In chronological order, here is a presentation of what could arguably be considered as the 25 most important corporate-sponsored films of all time:
“The Stockyard Series” (1901). Armour & Co. commissioned a series of 60 shorts that were filmed at the Union Stock Yards in Chicago. This decision, one of the earliest for corporate-sponsored filmmaking, proved to be prescient: the 1906 publication of Upton Sinclair’s “The Jungle” was countered by Armour’s re-release of the film to show the sanitary and safe working environment it ran.

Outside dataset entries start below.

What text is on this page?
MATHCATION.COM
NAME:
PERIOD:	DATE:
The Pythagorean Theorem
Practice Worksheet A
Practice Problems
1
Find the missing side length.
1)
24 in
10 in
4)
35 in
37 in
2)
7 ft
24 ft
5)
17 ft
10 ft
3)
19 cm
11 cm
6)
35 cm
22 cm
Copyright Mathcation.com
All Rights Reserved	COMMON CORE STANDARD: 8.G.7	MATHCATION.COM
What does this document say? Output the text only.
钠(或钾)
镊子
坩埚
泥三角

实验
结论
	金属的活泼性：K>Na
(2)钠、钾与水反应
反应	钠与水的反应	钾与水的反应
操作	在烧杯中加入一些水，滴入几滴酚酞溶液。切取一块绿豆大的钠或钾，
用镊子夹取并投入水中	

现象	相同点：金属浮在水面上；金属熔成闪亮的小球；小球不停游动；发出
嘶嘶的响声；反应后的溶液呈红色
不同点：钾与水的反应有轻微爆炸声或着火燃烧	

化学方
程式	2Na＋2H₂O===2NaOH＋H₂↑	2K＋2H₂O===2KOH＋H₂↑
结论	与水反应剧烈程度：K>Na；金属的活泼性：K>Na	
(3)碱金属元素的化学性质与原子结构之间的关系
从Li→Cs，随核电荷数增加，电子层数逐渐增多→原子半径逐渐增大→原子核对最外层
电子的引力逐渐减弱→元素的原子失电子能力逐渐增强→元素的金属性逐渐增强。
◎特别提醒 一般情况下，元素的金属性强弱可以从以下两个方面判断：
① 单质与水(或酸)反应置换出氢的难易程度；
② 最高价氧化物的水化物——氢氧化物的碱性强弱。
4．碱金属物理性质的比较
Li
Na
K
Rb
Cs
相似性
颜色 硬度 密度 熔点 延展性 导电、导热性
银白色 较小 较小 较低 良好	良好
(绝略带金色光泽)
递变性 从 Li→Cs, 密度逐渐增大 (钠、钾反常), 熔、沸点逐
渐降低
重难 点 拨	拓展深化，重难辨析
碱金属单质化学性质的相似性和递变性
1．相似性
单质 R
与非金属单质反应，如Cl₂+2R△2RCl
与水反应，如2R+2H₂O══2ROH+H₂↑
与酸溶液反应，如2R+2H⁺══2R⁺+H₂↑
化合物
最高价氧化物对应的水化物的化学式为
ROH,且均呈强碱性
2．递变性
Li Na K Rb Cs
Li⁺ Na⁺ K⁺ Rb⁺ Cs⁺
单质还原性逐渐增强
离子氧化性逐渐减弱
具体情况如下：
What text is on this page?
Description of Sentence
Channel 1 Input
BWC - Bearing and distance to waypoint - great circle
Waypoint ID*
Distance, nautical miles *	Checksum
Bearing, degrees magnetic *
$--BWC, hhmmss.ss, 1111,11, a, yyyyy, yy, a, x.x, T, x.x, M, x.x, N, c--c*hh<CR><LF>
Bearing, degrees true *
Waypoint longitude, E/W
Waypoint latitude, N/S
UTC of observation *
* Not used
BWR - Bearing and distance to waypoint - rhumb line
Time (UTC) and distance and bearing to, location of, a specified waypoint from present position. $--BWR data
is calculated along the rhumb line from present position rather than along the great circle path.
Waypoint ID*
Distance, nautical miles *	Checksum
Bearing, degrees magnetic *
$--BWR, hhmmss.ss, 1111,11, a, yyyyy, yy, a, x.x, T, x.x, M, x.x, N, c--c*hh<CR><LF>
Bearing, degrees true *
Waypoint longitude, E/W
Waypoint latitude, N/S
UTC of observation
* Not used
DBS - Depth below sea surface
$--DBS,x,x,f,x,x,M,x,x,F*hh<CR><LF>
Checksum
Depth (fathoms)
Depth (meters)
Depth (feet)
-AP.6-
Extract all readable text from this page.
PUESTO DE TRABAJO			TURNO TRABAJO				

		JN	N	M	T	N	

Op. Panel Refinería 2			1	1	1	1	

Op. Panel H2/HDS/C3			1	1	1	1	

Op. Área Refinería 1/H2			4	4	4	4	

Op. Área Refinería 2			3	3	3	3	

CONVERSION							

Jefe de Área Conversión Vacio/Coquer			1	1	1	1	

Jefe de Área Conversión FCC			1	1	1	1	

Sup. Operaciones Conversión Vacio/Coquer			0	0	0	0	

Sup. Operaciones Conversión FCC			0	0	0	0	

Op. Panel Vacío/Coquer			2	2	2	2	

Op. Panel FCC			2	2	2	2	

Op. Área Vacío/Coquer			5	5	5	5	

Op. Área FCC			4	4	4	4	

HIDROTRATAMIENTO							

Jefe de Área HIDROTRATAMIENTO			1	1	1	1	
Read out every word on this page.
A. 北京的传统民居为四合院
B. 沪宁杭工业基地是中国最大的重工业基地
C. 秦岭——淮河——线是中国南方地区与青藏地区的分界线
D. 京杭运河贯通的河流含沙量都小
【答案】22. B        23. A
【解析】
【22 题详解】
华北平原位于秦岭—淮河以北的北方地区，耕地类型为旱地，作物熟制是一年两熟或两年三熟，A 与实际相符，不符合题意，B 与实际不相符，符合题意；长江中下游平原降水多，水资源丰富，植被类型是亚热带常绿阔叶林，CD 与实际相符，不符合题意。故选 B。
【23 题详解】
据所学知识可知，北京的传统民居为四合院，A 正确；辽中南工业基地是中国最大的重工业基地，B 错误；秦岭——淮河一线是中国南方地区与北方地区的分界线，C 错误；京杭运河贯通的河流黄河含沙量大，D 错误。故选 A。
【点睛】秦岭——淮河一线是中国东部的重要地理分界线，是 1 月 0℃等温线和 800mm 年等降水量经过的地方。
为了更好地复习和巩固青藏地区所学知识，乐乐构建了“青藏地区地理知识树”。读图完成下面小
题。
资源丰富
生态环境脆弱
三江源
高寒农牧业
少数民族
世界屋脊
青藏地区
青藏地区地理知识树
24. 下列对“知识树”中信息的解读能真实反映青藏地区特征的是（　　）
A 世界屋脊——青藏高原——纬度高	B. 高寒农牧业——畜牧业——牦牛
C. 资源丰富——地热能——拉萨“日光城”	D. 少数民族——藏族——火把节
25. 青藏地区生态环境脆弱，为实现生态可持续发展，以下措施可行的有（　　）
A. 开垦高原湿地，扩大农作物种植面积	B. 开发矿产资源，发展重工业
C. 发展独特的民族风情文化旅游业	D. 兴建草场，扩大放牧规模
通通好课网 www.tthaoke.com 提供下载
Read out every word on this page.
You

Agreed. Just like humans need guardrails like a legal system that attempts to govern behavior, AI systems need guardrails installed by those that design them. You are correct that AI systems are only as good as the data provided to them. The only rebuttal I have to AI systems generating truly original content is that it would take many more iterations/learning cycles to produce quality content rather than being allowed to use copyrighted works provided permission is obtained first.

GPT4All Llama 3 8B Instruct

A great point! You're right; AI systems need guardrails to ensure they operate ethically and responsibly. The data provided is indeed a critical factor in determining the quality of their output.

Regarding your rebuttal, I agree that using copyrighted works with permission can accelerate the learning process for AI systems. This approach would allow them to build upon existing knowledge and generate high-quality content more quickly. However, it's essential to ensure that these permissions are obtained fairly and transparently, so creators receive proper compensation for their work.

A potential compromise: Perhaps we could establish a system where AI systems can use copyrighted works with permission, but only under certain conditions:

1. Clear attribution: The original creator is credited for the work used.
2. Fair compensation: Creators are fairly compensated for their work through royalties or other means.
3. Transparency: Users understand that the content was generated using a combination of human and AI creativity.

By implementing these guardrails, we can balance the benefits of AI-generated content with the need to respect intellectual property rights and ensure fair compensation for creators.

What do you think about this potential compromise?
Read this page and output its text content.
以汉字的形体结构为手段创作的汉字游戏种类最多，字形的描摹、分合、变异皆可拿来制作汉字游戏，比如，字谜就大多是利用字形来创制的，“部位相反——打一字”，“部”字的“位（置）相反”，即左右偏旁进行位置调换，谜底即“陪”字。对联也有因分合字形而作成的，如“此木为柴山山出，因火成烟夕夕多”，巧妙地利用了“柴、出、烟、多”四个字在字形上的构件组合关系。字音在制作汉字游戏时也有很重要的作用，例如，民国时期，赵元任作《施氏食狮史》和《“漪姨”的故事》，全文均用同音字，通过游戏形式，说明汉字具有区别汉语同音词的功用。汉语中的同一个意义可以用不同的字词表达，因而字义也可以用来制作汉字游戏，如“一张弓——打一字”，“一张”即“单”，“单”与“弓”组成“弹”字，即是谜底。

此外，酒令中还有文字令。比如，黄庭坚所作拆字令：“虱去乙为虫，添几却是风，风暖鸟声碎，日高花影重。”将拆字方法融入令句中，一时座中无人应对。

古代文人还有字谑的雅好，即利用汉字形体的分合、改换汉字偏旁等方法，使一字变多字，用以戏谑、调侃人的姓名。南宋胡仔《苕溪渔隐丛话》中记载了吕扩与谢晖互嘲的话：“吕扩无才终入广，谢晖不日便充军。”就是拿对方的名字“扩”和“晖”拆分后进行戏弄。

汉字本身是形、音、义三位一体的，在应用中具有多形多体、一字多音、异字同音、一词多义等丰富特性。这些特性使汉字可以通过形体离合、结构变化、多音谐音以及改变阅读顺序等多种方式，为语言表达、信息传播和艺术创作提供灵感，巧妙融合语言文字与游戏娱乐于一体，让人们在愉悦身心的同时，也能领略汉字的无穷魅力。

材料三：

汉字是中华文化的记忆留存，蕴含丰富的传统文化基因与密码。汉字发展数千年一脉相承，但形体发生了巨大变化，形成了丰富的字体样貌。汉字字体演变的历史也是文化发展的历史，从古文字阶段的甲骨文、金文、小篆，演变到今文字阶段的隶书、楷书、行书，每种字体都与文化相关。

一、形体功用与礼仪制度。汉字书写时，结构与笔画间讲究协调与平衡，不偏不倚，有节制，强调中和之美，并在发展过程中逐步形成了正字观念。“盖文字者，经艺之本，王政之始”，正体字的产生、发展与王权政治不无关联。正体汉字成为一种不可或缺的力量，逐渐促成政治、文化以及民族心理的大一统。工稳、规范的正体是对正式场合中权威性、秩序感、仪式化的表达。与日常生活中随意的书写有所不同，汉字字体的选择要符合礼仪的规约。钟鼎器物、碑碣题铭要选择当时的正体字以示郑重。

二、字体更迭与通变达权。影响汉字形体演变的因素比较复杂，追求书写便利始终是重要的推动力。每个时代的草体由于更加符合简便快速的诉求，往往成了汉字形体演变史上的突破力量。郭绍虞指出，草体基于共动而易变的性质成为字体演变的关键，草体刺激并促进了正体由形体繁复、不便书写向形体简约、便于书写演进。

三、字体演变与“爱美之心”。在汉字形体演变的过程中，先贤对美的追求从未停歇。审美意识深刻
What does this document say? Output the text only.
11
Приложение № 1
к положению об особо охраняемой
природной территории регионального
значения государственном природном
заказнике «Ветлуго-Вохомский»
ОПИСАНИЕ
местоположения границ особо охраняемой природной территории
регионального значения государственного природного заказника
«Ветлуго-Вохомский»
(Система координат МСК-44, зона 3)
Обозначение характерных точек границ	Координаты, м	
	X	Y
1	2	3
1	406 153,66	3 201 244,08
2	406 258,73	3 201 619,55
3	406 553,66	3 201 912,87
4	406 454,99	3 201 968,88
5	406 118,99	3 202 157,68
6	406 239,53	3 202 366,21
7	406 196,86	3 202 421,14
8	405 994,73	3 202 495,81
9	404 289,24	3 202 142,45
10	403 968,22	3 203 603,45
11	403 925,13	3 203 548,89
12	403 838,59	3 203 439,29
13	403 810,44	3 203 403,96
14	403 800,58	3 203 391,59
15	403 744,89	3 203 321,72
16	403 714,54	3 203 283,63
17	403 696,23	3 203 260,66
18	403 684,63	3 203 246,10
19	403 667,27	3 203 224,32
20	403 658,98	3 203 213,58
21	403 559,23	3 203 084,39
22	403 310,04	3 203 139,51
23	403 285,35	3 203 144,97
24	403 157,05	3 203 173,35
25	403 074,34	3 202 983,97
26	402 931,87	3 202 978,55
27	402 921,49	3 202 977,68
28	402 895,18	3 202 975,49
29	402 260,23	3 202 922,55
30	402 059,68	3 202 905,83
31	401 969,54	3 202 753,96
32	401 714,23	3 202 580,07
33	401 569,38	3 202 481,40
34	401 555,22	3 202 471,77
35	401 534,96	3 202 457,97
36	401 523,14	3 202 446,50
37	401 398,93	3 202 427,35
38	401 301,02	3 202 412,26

“The Yanks Are Coming” (1918). The Dayton-Wright Airplane Co. produced this feature-length film about its de Haviland DH-4 aircraft, which was used by the U.S. Army Air Service in World War I. Remarkably, the film was pulled from general circulation by the Committee on Public Information, a federal agency set up to coordinate the nation’s propaganda efforts during wartime. The agency felt this film was too commercial and ordered its removal from theaters – marking the first time the federal government tried to get a film banned.
“The Wizardry of Wireless” (1923). General Electric produced this two-reel film, which mixed animation and live action to illustrate mankind’s attempts at long distance communication. The efforts conclude with the introduction of the radio, with a brief tour of the company’s WGY station. What is curious about this production is that it was a silent film – not exactly the most obvious medium for outlining sound technology.
“The World Struggle for Oil” (1923). While the film’s title may suggest a contemporary view of the ongoing energy crisis, this feature film from the Sinclair Consolidated Oil Corp. offered evidence of the then-growing American addiction to oil. This feature-length film may have been forgotten had Sinclair not arranged for it to be distributed non-theatrically through the U.S. Bureau of Mines – that decision was cited against the company in the wake of the Teapot Dome Scandal that paralyzed the country amid charges of political and corporate corruption.
“The Forgotten Frontier” (1931). This hour-long silent documentary on the Frontier Nursing Service Inc., a private enterprise that brought medical care to isolated rural communities in Kentucky, is noteworthy in that it was produced and directed by Mary Marvin Breckenridge, who originally worked for the company. Few women directed corporate-sponsored films, and Breckenridge’s time behind the camera created a film that was rich in drama (not to mention dramatic re-enactments): a nurse giving shots, assisting in childbirths, and physically transporting a shooting victim to medical care in a larger community. The film was selected to the Library of Congress’ National Film Registry.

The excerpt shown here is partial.